In terms of approvals, Weber says, “We wanted an easy, paperless way for supervisors to ‘sign off’ on reports. Since this was only for internal purposes, we did not need an actual signature, but we did want to know which supervisor approved the document and when. Further, we wanted the documents to retain the original owner and created dates. Workflow provided an elegant solution.”

He explains, “We added a couple of fields to our template, but did not give users modify rights to them. One of the new fields is an approved field that only supervisors can modify. When populated, the workflow enters the logged in user’s name into the ‘supervisor’ field, along with the current date and time.” He further notes that this solution has given users the ability to search for documents based on a given supervisor’s approval.

Weber says that the Moorhead Police Department has found the software to be flexible and easy to configure. “Laserfiche Workflow has enabled us to transform useful digital document storage software into a full business automation solution,” he says.

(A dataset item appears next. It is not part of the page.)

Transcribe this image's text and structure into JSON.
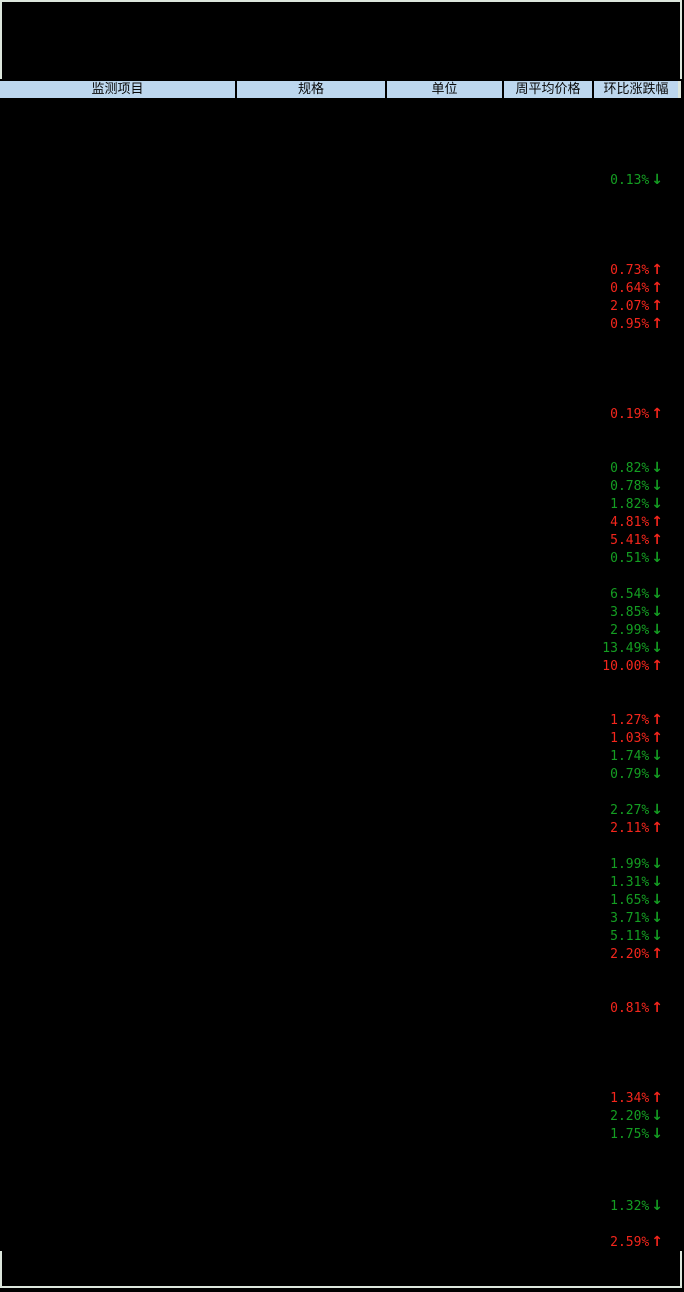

From Lura’s perspective within RRRDC, “With everything it offers, from the New World integration to the business process automation and records management, Laserfiche allows the agencies in our consortium to save money each week on clerical tasks like filing. We find more and more ways to use the software every day.”

Records Management Makeover, Kentucky Style

Kathy Jenisch, Records Manager for Kentucky Sanitation District No. 1 (SD1), had quite a messy document management problem to clean up.

Her organization, the second-largest public sewer utility in Kentucky, had been fined $40,000 for failing to produce just eight pieces of emailand that didn’t include the operational expense of paying several employees to spend six hours a day for three weeks searching for documents they couldn’t find.

Then she discovered that the organization’s offsite storage facility was allowing records to get moldy or rodent-infested — leading to the destruction of almost six tons of documents.

On top of that, she had to comply with a new state government transparency law that required her to create a website that displayed records about the organization’s financial expenditures as well as its annual budget and annual audit.  The records needed to be searchable, updated monthly, and maintained on the web site for at least three years.

The solution to all these problems was obvious. Digitize SD1’s records.

That’s not to say it was a simple process. SD1 did it on a project by project basis.

One such project involved 27 tubs of documents. Jenisch spent $20,000 hiring a digitizing service to prepare and scan the documents. The job was completed in five weeks, as opposed to the years the department estimated it would have taken to do on its own, she says.

Having records digitized paid off when SD1 had to respond to requests for documents associated with a state audit. Instead of pulling HR file folders from archive and hand searching for the documents, the search took only a matter of minutes. SD1 was also able to summon up historical documents dating back to the creation of the organization, board meeting minutes, policies and procedures, travel expenses, board and staff contact information, and budgets. SD1 could search and copy everything to a CD in about an hour. Without digitized documents, it would have taken days to comply with the audit request. SD1 passed its state audit with compliments to its record keeping, and aced its local annual financial audit as well.

Jenisch has advice for other organizations contemplating a similar move. “Just start somewhere,” she says. “Pick a project and get started.  You can’t mess it up, it can always be changed or revised.”